Dear Janko,
I am afraid I cannot answer what you ask since I share the views expressed by:
J.L. Synge in his excellent General relativity book: "The Principle of Equivalence performed the essential office of midwife at the birth of general relativity... I suggest that the midwife be now buried with appropriate honours and the facts of absolute space-time faced."
Einstein himself, later in his life, changed his opinion of Mach's principle and wrote: "Actually, one should no longer speak of Mach's principle at all."

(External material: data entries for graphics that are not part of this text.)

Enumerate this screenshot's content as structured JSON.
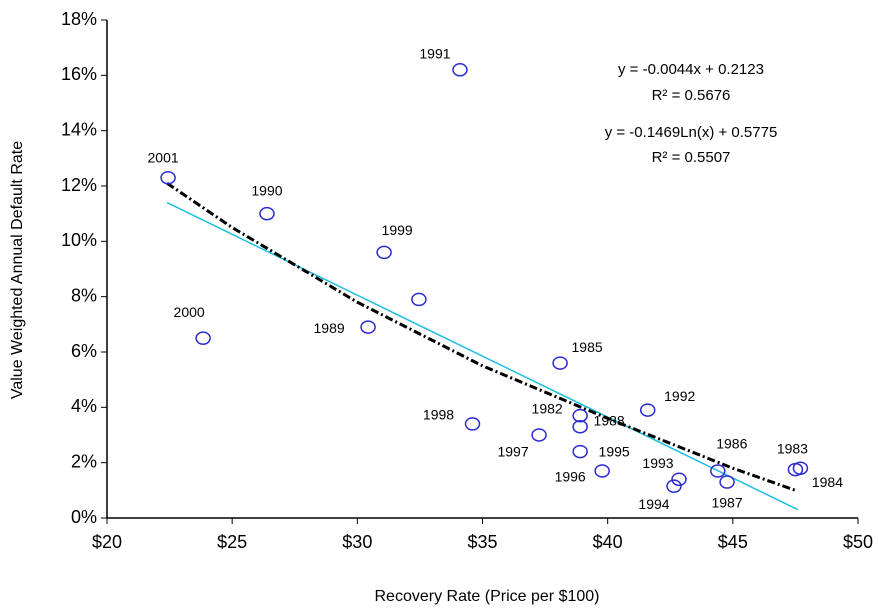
{
  "chart_data": {
    "type": "scatter",
    "x_label": "Recovery Rate (Price per $100)",
    "y_label": "Value Weighted Annual Default Rate",
    "xlim": [
      20,
      50
    ],
    "ylim": [
      0,
      18
    ],
    "xticks": [
      {
        "value": 20,
        "label": "$20"
      },
      {
        "value": 25,
        "label": "$25"
      },
      {
        "value": 30,
        "label": "$30"
      },
      {
        "value": 35,
        "label": "$35"
      },
      {
        "value": 40,
        "label": "$40"
      },
      {
        "value": 45,
        "label": "$45"
      },
      {
        "value": 50,
        "label": "$50"
      }
    ],
    "yticks": [
      {
        "value": 0,
        "label": "0%"
      },
      {
        "value": 2,
        "label": "2%"
      },
      {
        "value": 4,
        "label": "4%"
      },
      {
        "value": 6,
        "label": "6%"
      },
      {
        "value": 8,
        "label": "8%"
      },
      {
        "value": 10,
        "label": "10%"
      },
      {
        "value": 12,
        "label": "12%"
      },
      {
        "value": 14,
        "label": "14%"
      },
      {
        "value": 16,
        "label": "16%"
      },
      {
        "value": 18,
        "label": "18%"
      }
    ],
    "grid": false,
    "color": "#2a2ad0",
    "x": [
      22.44,
      26.39,
      34.1,
      31.07,
      23.84,
      30.43,
      32.46,
      34.6,
      38.1,
      37.26,
      38.9,
      38.9,
      38.9,
      39.78,
      41.6,
      42.85,
      42.65,
      44.4,
      44.77,
      47.5,
      47.7
    ],
    "values": [
      12.3,
      11.0,
      16.2,
      9.6,
      6.5,
      6.9,
      7.9,
      3.4,
      5.6,
      3.0,
      3.7,
      3.3,
      2.4,
      1.7,
      3.9,
      1.4,
      1.15,
      1.7,
      1.3,
      1.75,
      1.8
    ],
    "point_labels": [
      "2001",
      "1990",
      "1991",
      "1999",
      "2000",
      "1989",
      null,
      "1998",
      "1985",
      "1997",
      "1982",
      "1988",
      "1995",
      "1996",
      "1992",
      "1993",
      "1994",
      "1986",
      "1987",
      "1983",
      "1984"
    ],
    "trendlines": [
      {
        "color": "#19c0e0",
        "style": "solid",
        "x": [
          22.4,
          47.6
        ],
        "values": [
          11.4,
          0.3
        ]
      },
      {
        "color": "#000000",
        "style": "dashdot",
        "x": [
          22.4,
          25,
          30,
          35,
          40,
          45,
          47.5
        ],
        "values": [
          12.1,
          10.5,
          7.8,
          5.5,
          3.6,
          1.8,
          1.0
        ]
      }
    ],
    "annotations": [
      "y = -0.0044x + 0.2123",
      "R² = 0.5676",
      "y = -0.1469Ln(x) + 0.5775",
      "R² = 0.5507"
    ]
  }
}
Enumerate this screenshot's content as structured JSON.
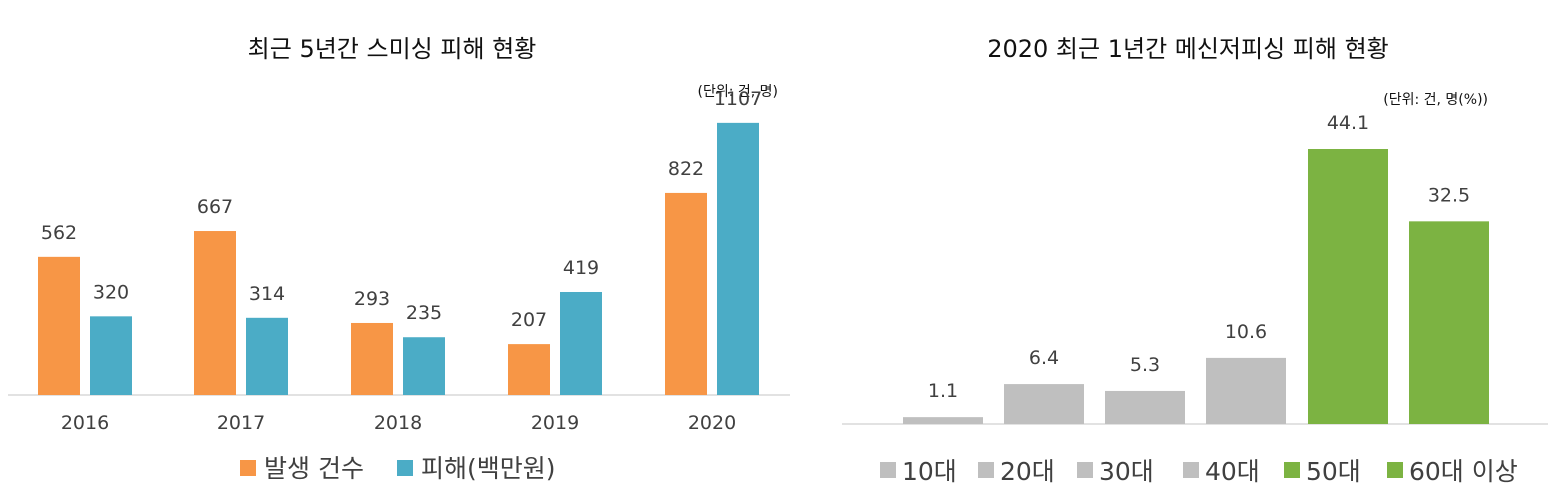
{
  "chart_data": [
    {
      "type": "bar",
      "title": "최근 5년간 스미싱 피해 현황",
      "unit_note": "(단위: 건, 명)",
      "categories": [
        "2016",
        "2017",
        "2018",
        "2019",
        "2020"
      ],
      "series": [
        {
          "name": "발생 건수",
          "color": "#F79646",
          "values": [
            562,
            667,
            293,
            207,
            822
          ]
        },
        {
          "name": "피해(백만원)",
          "color": "#4BACC6",
          "values": [
            320,
            314,
            235,
            419,
            1107
          ]
        }
      ],
      "ylim": [
        0,
        1200
      ],
      "grid": false,
      "legend_position": "bottom"
    },
    {
      "type": "bar",
      "title": "2020 최근 1년간 메신저피싱 피해 현황",
      "unit_note": "(단위: 건, 명(%))",
      "categories": [
        "10대",
        "20대",
        "30대",
        "40대",
        "50대",
        "60대 이상"
      ],
      "values": [
        1.1,
        6.4,
        5.3,
        10.6,
        44.1,
        32.5
      ],
      "colors": [
        "#BFBFBF",
        "#BFBFBF",
        "#BFBFBF",
        "#BFBFBF",
        "#7CB342",
        "#7CB342"
      ],
      "ylim": [
        0,
        50
      ],
      "grid": false,
      "legend_position": "bottom"
    }
  ]
}
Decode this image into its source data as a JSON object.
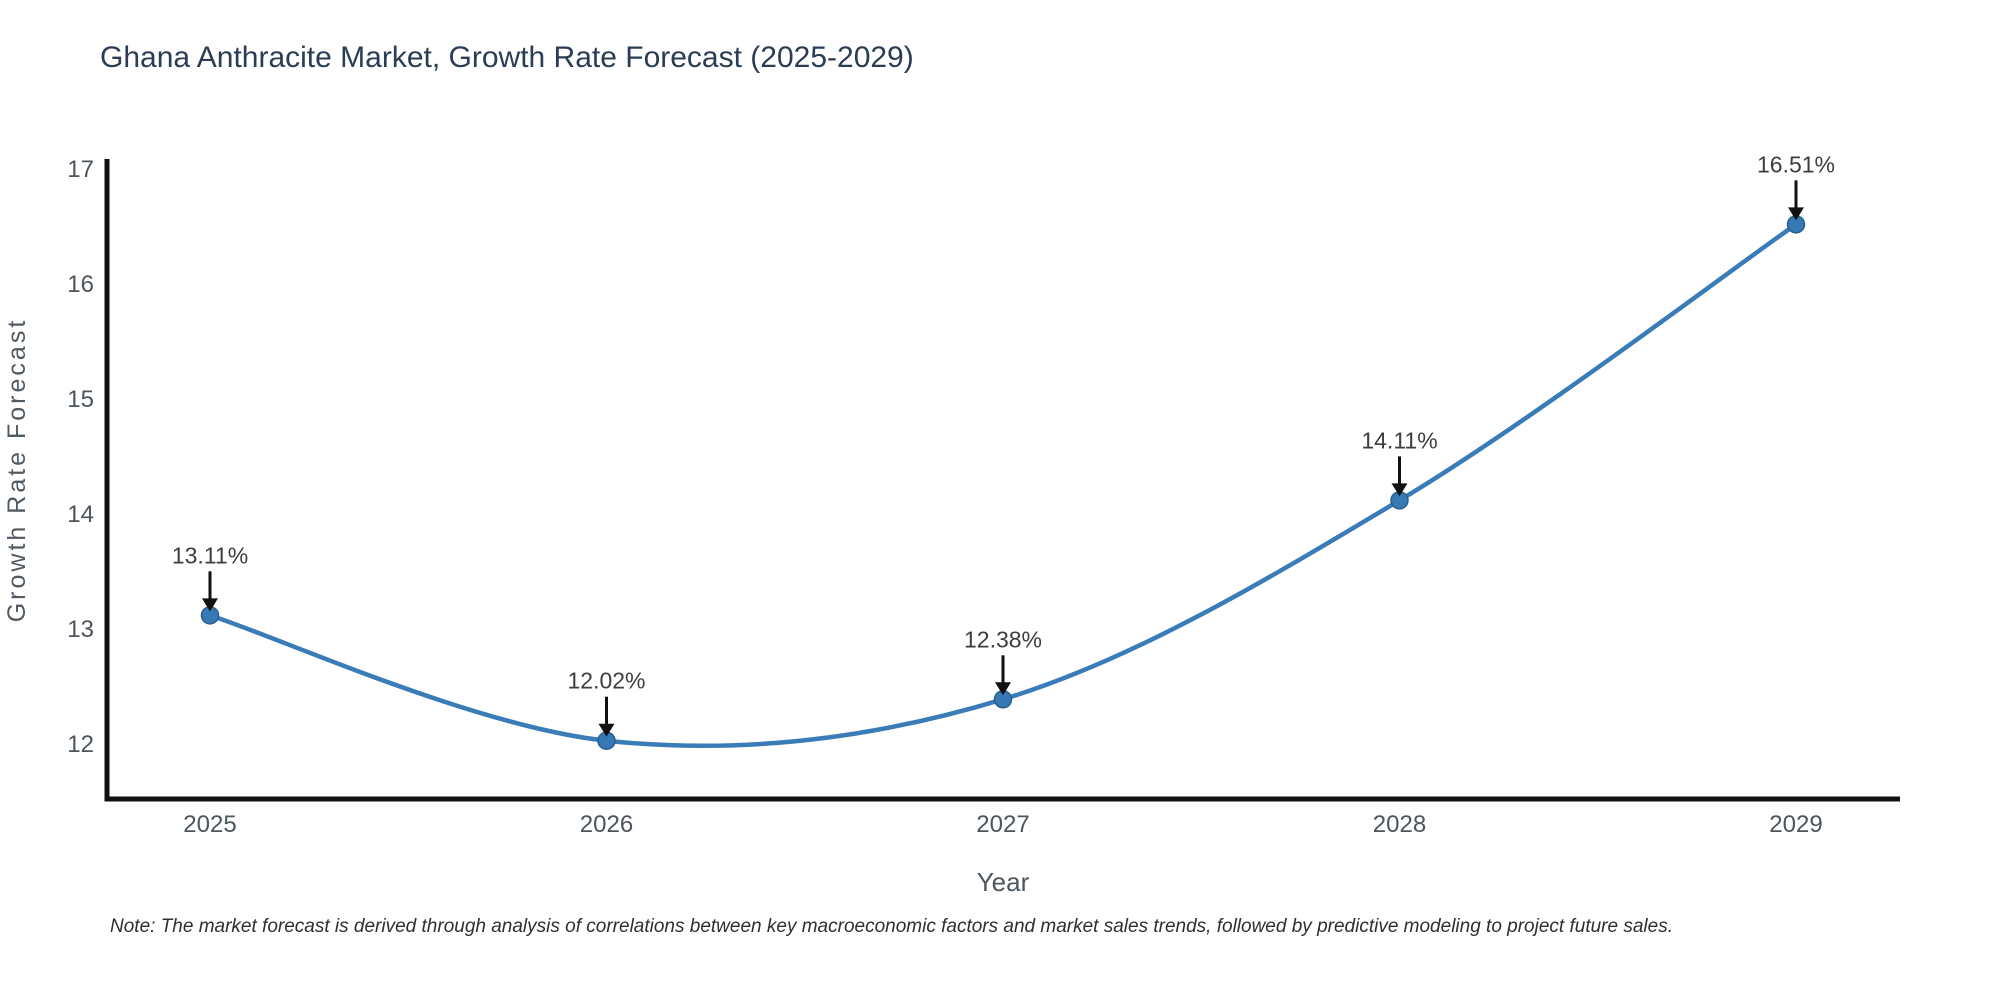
{
  "title": "Ghana Anthracite Market, Growth Rate Forecast (2025-2029)",
  "note": "Note: The market forecast is derived through analysis of correlations between key macroeconomic factors and market sales trends, followed by predictive modeling to project future sales.",
  "chart_data": {
    "type": "line",
    "title": "Ghana Anthracite Market, Growth Rate Forecast (2025-2029)",
    "xlabel": "Year",
    "ylabel": "Growth Rate Forecast",
    "categories": [
      "2025",
      "2026",
      "2027",
      "2028",
      "2029"
    ],
    "series": [
      {
        "name": "Growth Rate Forecast",
        "values": [
          13.11,
          12.02,
          12.38,
          14.11,
          16.51
        ]
      }
    ],
    "point_labels": [
      "13.11%",
      "12.02%",
      "12.38%",
      "14.11%",
      "16.51%"
    ],
    "yticks": [
      12,
      13,
      14,
      15,
      16,
      17
    ],
    "ylim": [
      11.5,
      17.1
    ],
    "grid": false,
    "legend_position": "none",
    "line_color": "#3a7cb8",
    "marker_color": "#3679b5",
    "marker_edge_color": "#2b5f8e",
    "annotation_arrow_color": "#111111",
    "axis_color": "#111111"
  }
}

And here is why I think Mach's ideas contradict spacetime physics (properly understood in terms of Minkowski's four-dimensional formulation of Einstein's special relativity). Only two examples:
1. According to Mach, if there existed a single particle in the universe, one could not say anything about its motion (e.g., whether it is moving with constant velocity or is accelerating). That is true in Einstein's original special relativity, but clearly wrong in its accepted Minkowski's formulation: if there existed a single particle in the universe, its worldline would be either straight (which, in three-dimensional language, means that the particle is moving with constant velocity) or curved (representing accelerated motion).
2. According to Mach, one cannot distinguish between the Copernican and the Ptolemaic systems because, on Mach's view, it is not clear what orbits what. This is plain wrong in spacetime physics because the worldlines (rather worldtubes) of the planets are helixes around the worldtube of the Sun (which, in three-dimensional language, means that it is the planet that orbit the Sun).